Stove & Pump: 10.9 ounces

Stove & Pump: 10.9 ounces

Fuel Bottle

And to go along with your stove, you'll need a fuel bottle. MSR makes them in 11, 20, and 30 oz sizes. We bring the 20 oz bottle on our short trips and our 30 oz bottle on longer trips.  We like the MSR Fuel Bottle with CRP Cap better than other brands because these bottles are reuseable. We've been out camping a couple of times and have come across empty Jetboil fuel bottles just laying around in the dirt. Pack it out, people!

Water Purifier

The MSR MiniWorks EX Water Filter is AMAZING. It makes a difference not having to haul in gallons of water and keeping that weight off our backs. I was a little skeptical of it working (for no good reason), but after my first sip of purified alpine water I was sold. The important thing to note is to carry a wide mouth Nalgene bottle because the purifier screws right on the top, or a wide mouth bladder from your backpack.

14.6 ounces

14.6 ounces

We made good use of it this summer!

MSR MiniWorks EX Water Filer in action
MSR MiniWorks EX Water Filer in action

And here's a great video from MSR with more details about the filter.

Bear Vault

Camping in California means camping with bears. Luckily they're mostly harmless as long as you respect their environment. If you're camping or backpacking in California you need a bear vault. If you're out hiking and come across a ranger they will fine you if you are not carrying your food or toiletries in a bear vault. Bears have an incredible sense of smell and will come find you if you leave your food out. A few years ago we were at a campground near Lake Tahoe that had bear boxes in each campsite. I opened our tent that morning to see a gigantic brown bear stroll by and head into the campground looking for breakfast. It was terrifying! He seemed harmless, but walked right past our site since we had all our food, toothpaste, deodorant, and bug spray locked up in our vault.

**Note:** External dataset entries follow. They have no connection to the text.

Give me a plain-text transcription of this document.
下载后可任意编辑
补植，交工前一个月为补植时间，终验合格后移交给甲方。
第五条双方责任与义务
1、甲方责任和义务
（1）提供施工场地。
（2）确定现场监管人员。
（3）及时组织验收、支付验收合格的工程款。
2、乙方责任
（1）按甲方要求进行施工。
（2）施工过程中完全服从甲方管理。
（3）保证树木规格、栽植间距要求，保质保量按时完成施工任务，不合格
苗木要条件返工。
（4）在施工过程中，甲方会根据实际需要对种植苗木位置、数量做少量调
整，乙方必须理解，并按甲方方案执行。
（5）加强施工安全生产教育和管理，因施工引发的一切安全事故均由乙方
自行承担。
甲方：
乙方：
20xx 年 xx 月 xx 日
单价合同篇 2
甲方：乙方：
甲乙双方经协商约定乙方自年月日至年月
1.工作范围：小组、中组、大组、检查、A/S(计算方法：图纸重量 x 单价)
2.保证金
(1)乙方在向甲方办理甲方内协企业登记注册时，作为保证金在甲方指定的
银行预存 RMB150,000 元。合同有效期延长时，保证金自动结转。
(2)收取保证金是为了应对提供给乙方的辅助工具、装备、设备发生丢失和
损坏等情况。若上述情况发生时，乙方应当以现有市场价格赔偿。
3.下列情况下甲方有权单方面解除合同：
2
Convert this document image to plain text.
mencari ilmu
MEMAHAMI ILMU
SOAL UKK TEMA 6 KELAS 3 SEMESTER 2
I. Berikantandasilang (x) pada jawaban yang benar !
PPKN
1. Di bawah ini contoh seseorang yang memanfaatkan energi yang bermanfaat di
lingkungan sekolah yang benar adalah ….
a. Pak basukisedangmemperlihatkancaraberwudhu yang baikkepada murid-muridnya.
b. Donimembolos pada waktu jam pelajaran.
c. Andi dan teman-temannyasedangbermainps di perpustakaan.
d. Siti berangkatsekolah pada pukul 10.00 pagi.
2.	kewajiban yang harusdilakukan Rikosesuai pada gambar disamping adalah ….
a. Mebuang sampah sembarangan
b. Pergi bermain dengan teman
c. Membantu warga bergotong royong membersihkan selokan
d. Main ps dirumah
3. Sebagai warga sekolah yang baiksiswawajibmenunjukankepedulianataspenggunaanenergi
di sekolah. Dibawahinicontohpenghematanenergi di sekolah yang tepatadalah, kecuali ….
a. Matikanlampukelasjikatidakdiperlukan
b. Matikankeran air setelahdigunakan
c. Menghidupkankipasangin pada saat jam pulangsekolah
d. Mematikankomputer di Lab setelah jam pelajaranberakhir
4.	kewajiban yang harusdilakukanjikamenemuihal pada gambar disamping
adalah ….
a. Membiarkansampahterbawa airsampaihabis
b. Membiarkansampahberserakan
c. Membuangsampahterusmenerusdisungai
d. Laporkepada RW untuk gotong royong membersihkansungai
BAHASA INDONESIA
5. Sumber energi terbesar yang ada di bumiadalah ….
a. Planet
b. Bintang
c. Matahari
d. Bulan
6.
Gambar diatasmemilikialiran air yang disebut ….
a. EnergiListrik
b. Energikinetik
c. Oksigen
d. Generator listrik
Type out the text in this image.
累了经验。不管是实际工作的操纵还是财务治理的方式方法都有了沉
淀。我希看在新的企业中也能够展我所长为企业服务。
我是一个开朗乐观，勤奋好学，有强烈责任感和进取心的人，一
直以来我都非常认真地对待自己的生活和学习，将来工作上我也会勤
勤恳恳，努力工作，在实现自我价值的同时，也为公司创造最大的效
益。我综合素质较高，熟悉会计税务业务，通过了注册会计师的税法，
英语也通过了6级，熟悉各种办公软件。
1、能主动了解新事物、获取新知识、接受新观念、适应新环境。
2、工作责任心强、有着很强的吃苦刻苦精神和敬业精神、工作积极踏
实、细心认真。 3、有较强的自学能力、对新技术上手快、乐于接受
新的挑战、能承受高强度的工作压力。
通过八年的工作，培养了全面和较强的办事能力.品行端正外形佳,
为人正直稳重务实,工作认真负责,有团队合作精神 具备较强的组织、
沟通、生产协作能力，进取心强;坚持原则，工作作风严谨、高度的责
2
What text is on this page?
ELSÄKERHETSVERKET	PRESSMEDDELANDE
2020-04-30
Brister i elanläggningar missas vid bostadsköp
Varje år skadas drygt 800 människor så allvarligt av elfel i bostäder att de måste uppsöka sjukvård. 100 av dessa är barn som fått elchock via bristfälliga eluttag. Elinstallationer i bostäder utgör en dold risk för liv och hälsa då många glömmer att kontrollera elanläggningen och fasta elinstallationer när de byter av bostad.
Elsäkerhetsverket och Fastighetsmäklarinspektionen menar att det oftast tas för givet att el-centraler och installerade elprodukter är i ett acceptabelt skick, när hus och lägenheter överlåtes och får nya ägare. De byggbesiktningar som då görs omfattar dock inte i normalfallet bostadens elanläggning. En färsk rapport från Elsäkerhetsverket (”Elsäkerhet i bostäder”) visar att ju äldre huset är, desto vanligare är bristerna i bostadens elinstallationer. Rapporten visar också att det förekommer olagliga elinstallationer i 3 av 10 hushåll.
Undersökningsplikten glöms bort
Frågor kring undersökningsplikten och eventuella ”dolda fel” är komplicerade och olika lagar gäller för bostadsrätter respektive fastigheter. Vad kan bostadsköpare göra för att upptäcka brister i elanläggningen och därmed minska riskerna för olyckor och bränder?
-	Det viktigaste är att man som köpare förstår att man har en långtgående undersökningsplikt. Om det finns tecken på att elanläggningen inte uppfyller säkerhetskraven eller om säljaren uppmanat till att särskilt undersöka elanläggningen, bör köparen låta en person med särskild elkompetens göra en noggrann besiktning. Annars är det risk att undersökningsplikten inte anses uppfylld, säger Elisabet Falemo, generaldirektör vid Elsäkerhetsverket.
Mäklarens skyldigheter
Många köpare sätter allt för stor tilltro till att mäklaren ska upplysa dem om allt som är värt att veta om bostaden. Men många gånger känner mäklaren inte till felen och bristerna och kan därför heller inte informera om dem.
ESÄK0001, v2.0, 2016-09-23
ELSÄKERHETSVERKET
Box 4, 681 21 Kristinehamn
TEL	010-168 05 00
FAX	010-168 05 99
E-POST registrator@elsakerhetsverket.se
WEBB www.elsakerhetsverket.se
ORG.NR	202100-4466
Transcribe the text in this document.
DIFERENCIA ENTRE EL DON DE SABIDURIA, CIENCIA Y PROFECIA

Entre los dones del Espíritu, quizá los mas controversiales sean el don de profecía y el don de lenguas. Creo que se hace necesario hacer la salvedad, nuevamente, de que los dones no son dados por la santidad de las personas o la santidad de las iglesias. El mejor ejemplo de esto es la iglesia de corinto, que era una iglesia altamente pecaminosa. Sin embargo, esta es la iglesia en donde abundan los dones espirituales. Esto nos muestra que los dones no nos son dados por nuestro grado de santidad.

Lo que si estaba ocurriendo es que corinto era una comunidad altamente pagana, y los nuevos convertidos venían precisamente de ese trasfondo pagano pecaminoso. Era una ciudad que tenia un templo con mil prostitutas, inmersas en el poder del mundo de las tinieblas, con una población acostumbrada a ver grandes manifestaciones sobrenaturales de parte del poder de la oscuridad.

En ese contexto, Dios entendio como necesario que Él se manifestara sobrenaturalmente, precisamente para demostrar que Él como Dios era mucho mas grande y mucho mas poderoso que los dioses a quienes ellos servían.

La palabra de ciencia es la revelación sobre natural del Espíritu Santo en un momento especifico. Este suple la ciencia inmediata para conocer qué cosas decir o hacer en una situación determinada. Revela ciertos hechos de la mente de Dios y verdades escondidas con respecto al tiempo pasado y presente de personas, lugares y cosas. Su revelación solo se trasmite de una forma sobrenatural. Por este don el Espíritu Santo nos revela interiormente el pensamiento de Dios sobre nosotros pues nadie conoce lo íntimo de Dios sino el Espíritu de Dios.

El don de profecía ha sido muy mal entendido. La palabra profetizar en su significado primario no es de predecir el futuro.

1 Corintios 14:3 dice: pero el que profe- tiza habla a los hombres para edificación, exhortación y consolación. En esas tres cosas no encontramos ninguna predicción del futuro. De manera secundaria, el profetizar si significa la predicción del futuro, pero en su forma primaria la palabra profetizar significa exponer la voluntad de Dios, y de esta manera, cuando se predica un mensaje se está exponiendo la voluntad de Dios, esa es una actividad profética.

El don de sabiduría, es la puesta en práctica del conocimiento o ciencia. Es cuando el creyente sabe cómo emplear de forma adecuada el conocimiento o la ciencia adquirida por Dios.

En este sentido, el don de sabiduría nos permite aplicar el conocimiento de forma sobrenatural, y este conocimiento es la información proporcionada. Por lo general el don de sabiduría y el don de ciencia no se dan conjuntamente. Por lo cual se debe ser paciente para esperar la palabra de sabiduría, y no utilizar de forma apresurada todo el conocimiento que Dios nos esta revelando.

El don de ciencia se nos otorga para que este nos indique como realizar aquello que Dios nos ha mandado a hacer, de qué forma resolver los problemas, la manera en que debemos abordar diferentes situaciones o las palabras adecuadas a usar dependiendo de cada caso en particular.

BearVault BV500 Food Container

Unpacked: 2 lbs, 9 oz

Unpacked: 2 lbs, 9 oz

Backpacker's Pantry Food

A few years ago we switched from bringing regular food car camping to bringing freezed dried camp food. I was really hesitant to make the switch - I grew up camping with a cooler and eating off of plates and having full meals, so changing to a meal where I just added hot water didn't seem appetizing or fulfilling. Wow, was I wrong! After trying a few brands we really like Backpacker's Pantry. They even have a TON of vegetarian and vegan options. I've never felt hungry after splitting a meal (that serves two) with Tom. Especially after a day of hiking. Its the easiest thing to make (especially when you're tired), its super lightweight to carry (about 6.6 ounces each), and simple to clean up. And all you have to do is add hot water. Our favorites are Chana Masala, Katmandu Curry, Louisiana Red Beans & Rice, and Pad Thai. Here's a link to all of REI's Vegan Freeze Dried Meal Options.

Dinner Time in action!

Dinner Time in action!

Along with the food we bring in the bear box we also pack in the following: GSI Outdoors Baked Enamelware Cup - 12 oz, these are our all-purpose cups for eating and drinking. And you've got to have something to eat with! Light My Fire Spork XM works great. And the Sea to Summit Wilderness Wash is a great multi-purpose wash for dishes, clothes, hands, and everything in between! We also pack bug spray, Burts Bees lip balm, and deodorant in our Bear Vault.


Its a lot, I know. And sometimes we feel like these folks from Portlandia, but in the end we're happy with our gear!